While we focused our examination of the effects of loline production on leaf surface bacterial communities, it seems likely that the rhizosphere bacterial community might also be influenced by loline production. Neotyphodium infection of root tissues and loline accumulation has been noted in the roots of tall fescue (Schardl and Moon, 2003), thus making it likely that lolines are released into the rhizosphere. If true, then a very distinctive bacterial microflora might also be expected on the roots of Neotyphodium-infected grasses.

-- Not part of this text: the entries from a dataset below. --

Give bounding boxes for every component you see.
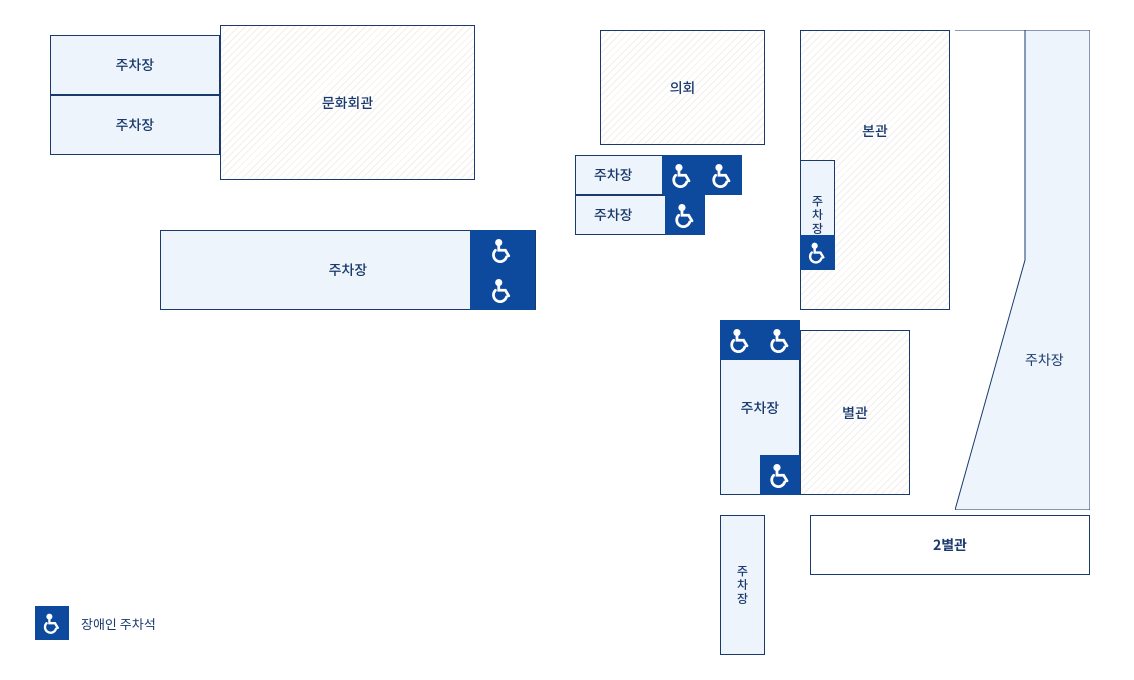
label: 주차장 bbox=[594, 165, 633, 185]
label: 주차장 bbox=[1025, 350, 1064, 370]
handicap-icon bbox=[760, 320, 800, 360]
label: 주차장 bbox=[809, 194, 826, 236]
label: 주차장 bbox=[329, 260, 368, 280]
annex2-building: 2별관 bbox=[810, 515, 1090, 575]
annex-building: 별관 bbox=[800, 330, 910, 495]
handicap-icon bbox=[470, 270, 535, 310]
parking-lot-8: 주차장 bbox=[720, 515, 765, 655]
handicap-icon bbox=[662, 155, 702, 195]
label: 2별관 bbox=[933, 535, 967, 555]
legend: 장애인 주차석 bbox=[35, 606, 156, 640]
handicap-icon bbox=[760, 455, 800, 495]
label: 주차장 bbox=[734, 564, 751, 606]
label: 주차장 bbox=[594, 205, 633, 225]
label: 별관 bbox=[842, 403, 868, 423]
handicap-icon bbox=[35, 606, 69, 640]
culture-hall: 문화회관 bbox=[220, 25, 475, 180]
parking-lot-right: 주차장 bbox=[955, 30, 1090, 510]
assembly-building: 의회 bbox=[600, 30, 765, 145]
label: 주차장 bbox=[116, 55, 155, 75]
parking-lot-2: 주차장 bbox=[50, 95, 220, 155]
label: 의회 bbox=[670, 78, 696, 98]
label: 본관 bbox=[862, 121, 888, 141]
legend-label: 장애인 주차석 bbox=[81, 614, 156, 633]
handicap-icon bbox=[800, 235, 835, 270]
label: 주차장 bbox=[116, 115, 155, 135]
handicap-icon bbox=[665, 195, 705, 235]
label: 문화회관 bbox=[322, 93, 374, 113]
parking-lot-1: 주차장 bbox=[50, 35, 220, 95]
label: 주차장 bbox=[741, 398, 780, 418]
handicap-icon bbox=[720, 320, 760, 360]
handicap-icon bbox=[470, 230, 535, 270]
handicap-icon bbox=[702, 155, 742, 195]
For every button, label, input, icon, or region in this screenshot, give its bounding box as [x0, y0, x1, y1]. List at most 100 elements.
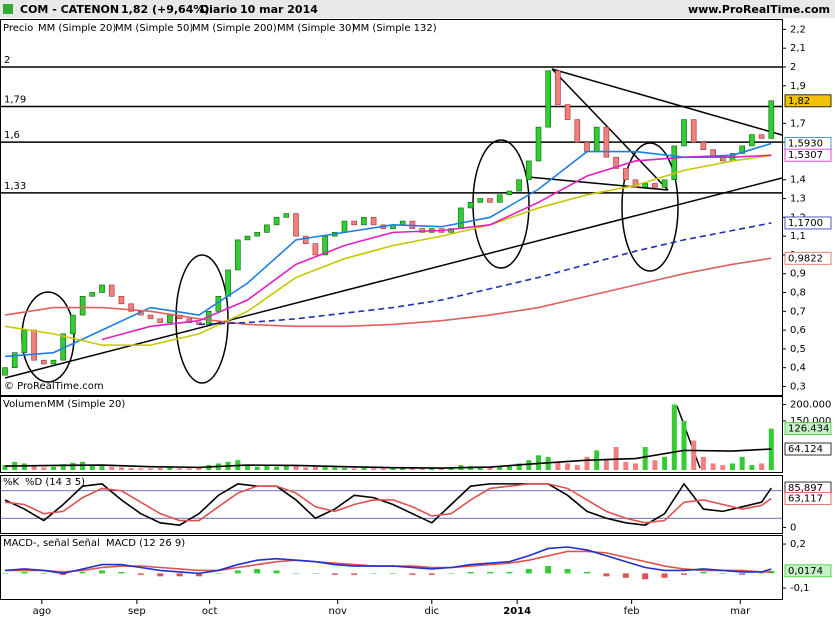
volume-bar	[264, 466, 270, 470]
volume-bar	[245, 465, 250, 470]
candle	[21, 329, 28, 353]
legend-entry: Precio	[3, 23, 33, 34]
candle	[584, 141, 590, 152]
legend-entry: MACD (12 26 9)	[106, 538, 185, 549]
volume-bar	[642, 447, 648, 470]
candle	[516, 179, 522, 192]
y-tick-label: 0	[790, 522, 796, 533]
macd-bar	[40, 573, 47, 574]
price-frame	[0, 19, 783, 396]
legend-entry: MM (Simple 20)	[38, 23, 116, 34]
volume-bar	[516, 463, 522, 470]
ellipse	[472, 139, 530, 269]
macd-bar	[21, 571, 28, 574]
candle	[661, 179, 668, 188]
value-box-label: 64.124	[788, 444, 823, 455]
candle	[642, 183, 649, 188]
candle	[108, 284, 115, 297]
y-tick-label: 2,2	[790, 24, 806, 35]
candle	[613, 156, 619, 169]
y-tick-label: 0,2	[790, 539, 806, 550]
legend-entry: MM (Simple 20)	[47, 399, 125, 410]
volume-bar	[157, 468, 163, 470]
candle	[2, 367, 8, 376]
candle	[477, 198, 484, 203]
candle	[496, 194, 503, 203]
macd-bar	[584, 571, 590, 574]
legend-entry: MM (Simple 50)	[115, 23, 193, 34]
candle	[506, 190, 513, 196]
candle	[293, 213, 299, 237]
macd-bar	[739, 573, 746, 575]
candle	[681, 119, 687, 147]
line	[101, 154, 772, 341]
macd-bar	[99, 570, 105, 574]
legend-entry: Señal	[72, 538, 100, 549]
volume-bar	[565, 463, 571, 470]
line	[4, 257, 772, 328]
candle	[244, 235, 251, 241]
volume-bar	[21, 463, 27, 470]
watermark: © ProRealTime.com	[4, 381, 104, 392]
volume-bar	[759, 463, 765, 470]
y-tick-label: 0,5	[790, 344, 806, 355]
candle	[603, 126, 610, 158]
x-tick-label: feb	[624, 606, 640, 617]
value-box-label: 63,117	[788, 493, 823, 504]
level-label: 1,33	[4, 181, 26, 192]
value-box-label: 1,5307	[788, 150, 823, 161]
macd-bar	[196, 573, 202, 577]
volume-bar	[691, 440, 697, 470]
candle	[341, 220, 348, 233]
candle	[564, 104, 571, 120]
volume-bar	[322, 466, 328, 470]
volume-bar	[477, 466, 483, 470]
candle	[50, 359, 57, 365]
legend-entry: %K	[3, 477, 20, 488]
line	[4, 483, 772, 524]
volume-bar	[293, 466, 299, 470]
y-tick-label: 150.000	[790, 416, 831, 427]
candle	[361, 217, 367, 226]
volume-bar	[138, 468, 144, 470]
candle	[749, 134, 755, 147]
y-tick-label: 200.000	[790, 400, 831, 411]
ticker: COM - CATENON	[20, 3, 119, 16]
candle	[593, 126, 600, 152]
macd-bar	[390, 573, 396, 574]
volume-bar	[603, 460, 609, 470]
macd-bar	[758, 573, 765, 574]
volume-bar	[51, 466, 56, 470]
level-label: 1,6	[4, 130, 20, 141]
candle	[351, 220, 358, 226]
macd-bar	[409, 573, 416, 575]
level-label: 1,79	[4, 94, 26, 105]
value-box-label: 0,9822	[788, 253, 823, 264]
y-tick-label: 0,9	[790, 269, 806, 280]
macd-bar	[254, 568, 261, 574]
volume-bar	[167, 467, 173, 470]
volume-bar	[400, 468, 406, 470]
volume-bar	[41, 467, 47, 470]
value-box-label: 126.434	[788, 424, 829, 435]
volume-bar	[749, 465, 755, 470]
x-tick-label: oct	[202, 606, 218, 617]
y-tick-label: 1,1	[790, 231, 806, 242]
macd-bar	[622, 573, 629, 578]
legend-entry: %D (14 3 5)	[25, 477, 85, 488]
macd-bar	[448, 573, 455, 574]
candle	[535, 126, 542, 162]
value-box-label: 1,5930	[788, 138, 823, 149]
volume-bar	[700, 456, 706, 470]
macd-bar	[642, 573, 649, 580]
ellipse	[175, 254, 229, 384]
volume-bar	[128, 468, 134, 470]
volume-bar	[662, 456, 668, 470]
volume-bar	[439, 468, 444, 470]
volume-bar	[730, 463, 735, 470]
macd-bar	[273, 570, 280, 574]
macd-bar	[545, 566, 552, 574]
macd-bar	[506, 571, 513, 574]
macd-bar	[331, 573, 338, 575]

Loline consumption might also prove to be a highly useful selective trait to be exploited in establishing particular loline-catabolizing bacteria on leaf surfaces for useful purposes. For example, hydrophobic air pollutants such as phenol were shown to accumulate in the cuticle of plants where they could be more readily consumed by indigenous epiphytic bacteria (Sandhu et al., 2007). It might be possible to establish particular bacterial strains that catabolize both loline and xenobiotics on loline-containing plants; the higher population size of such strains that might be sustained due to loline enrichment might be expected to accelerate the process of bioremediation. Such a method might be both more effective and more acceptable than strategies such as the production of opines in transgenic plants to enhance opine-catabolizing bacterial strains (Wilson et al., 1995). As fescues are hardy grasses that are easily propagated, and Neotyphodium infection is a positively selected trait in such plants due to its secondary benefits to the host for insect resistance and drought tolerance (Wilkinson et al., 2000), such a naturally occurring mutualism might be readily exploited to enhance a variety of processes.